The Royce Institute for advanced materials research and innovation has partnered with the MIB and Future BRH to provide a new instrument platform for the rapid discovery and engineering of biological systems for the manufacture of advanced Materials from Biology and bio-based materials for clean growth. This is a crucial and burgeoning area of research for the Royce Future Chemicals Material Discovery theme and an important focus for the Future BRH.
Located on the first floor of the MIB the investment now provides an internationally field-leading infrastructure. Central to this capability is a newly installed integrated robotics platform which comprises a robotic arm and integration software that connects and controls a series of instruments including acoustic and pipette based liquid handling robots, plate sealers/de-sealers, centrifuges and incubators for automated (24/7) micro-titre plate-based protocols (including: generation of DNA libraries; culturing, transformation, incubation and growth of bacterial colonies; high throughput screening assays and product extraction). Further complementary equipment supported through this Royce investment comprises high throughput microbial colony picking, next generation sequencing (PacBio Sequel) and liquid and supercritical liquid chromatography (HPLC/SFC).

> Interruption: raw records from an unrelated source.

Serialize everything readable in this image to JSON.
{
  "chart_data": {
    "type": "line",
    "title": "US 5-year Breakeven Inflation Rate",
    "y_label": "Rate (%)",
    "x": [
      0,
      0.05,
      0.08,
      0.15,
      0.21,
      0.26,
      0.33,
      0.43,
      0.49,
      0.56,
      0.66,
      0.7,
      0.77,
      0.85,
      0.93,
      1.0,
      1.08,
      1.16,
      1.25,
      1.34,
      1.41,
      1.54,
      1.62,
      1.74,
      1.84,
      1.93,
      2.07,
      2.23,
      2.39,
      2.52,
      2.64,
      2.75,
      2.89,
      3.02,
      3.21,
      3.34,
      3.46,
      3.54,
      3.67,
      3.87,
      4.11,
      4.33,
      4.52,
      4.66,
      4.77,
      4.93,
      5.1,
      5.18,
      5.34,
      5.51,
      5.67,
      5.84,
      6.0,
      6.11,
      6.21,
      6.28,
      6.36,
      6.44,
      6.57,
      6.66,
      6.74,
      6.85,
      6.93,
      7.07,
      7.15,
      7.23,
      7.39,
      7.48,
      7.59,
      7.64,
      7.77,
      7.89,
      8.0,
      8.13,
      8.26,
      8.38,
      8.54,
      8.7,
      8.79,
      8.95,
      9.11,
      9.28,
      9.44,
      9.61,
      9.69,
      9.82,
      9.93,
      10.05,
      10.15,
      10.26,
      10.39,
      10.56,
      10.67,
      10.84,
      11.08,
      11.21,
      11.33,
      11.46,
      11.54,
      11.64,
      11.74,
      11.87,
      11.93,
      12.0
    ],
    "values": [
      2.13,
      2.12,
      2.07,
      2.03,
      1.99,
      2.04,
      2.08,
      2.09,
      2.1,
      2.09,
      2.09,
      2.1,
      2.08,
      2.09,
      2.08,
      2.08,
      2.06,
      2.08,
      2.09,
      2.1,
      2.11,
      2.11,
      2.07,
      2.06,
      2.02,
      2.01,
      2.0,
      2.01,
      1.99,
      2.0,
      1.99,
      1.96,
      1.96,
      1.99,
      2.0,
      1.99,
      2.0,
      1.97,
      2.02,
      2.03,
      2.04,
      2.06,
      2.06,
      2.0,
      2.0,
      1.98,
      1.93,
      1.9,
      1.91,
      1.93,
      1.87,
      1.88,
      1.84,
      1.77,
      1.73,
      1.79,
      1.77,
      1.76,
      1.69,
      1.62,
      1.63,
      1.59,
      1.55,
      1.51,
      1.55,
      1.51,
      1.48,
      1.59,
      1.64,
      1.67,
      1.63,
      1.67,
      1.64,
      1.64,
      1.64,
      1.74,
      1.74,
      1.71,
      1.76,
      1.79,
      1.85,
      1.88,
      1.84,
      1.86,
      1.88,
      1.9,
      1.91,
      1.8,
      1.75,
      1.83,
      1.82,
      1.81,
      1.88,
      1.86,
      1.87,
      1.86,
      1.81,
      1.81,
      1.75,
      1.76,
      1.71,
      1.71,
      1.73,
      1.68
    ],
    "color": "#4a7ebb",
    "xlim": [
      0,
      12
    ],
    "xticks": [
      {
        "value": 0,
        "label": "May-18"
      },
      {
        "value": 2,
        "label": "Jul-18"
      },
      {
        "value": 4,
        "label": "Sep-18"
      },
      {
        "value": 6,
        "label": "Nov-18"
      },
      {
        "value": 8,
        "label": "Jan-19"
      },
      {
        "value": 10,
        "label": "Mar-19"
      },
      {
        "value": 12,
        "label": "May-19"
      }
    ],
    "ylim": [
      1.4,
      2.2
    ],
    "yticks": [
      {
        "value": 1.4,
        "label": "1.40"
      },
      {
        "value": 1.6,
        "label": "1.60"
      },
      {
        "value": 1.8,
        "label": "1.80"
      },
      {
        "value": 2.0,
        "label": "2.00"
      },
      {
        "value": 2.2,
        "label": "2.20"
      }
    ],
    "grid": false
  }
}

Through automated, high throughput enzyme engineering (directed evolution) and synthetic biology protocols the platform will allow us to harness the enormous chemical space provided by biology to engineer biological (microbial) systems for the synthesis of bio-produced materials. Key research areas include: the development of sustainable bio-based routes to advanced materials; end of life degradation and recycling; and development of next generation bio-inspired materials.
We are very excited to be developing this facility through collaboration with the Henry Royce Institute and the SYNBIOCHEM Centre. It will significantly enhance our ability to rapidly engineer biology for new materials discovery – Dr Ros Le Feuvre (Director of Operations FBRH).
Once fully operational this facility will be open to both academic and industrial users through the Henry Royce Institute.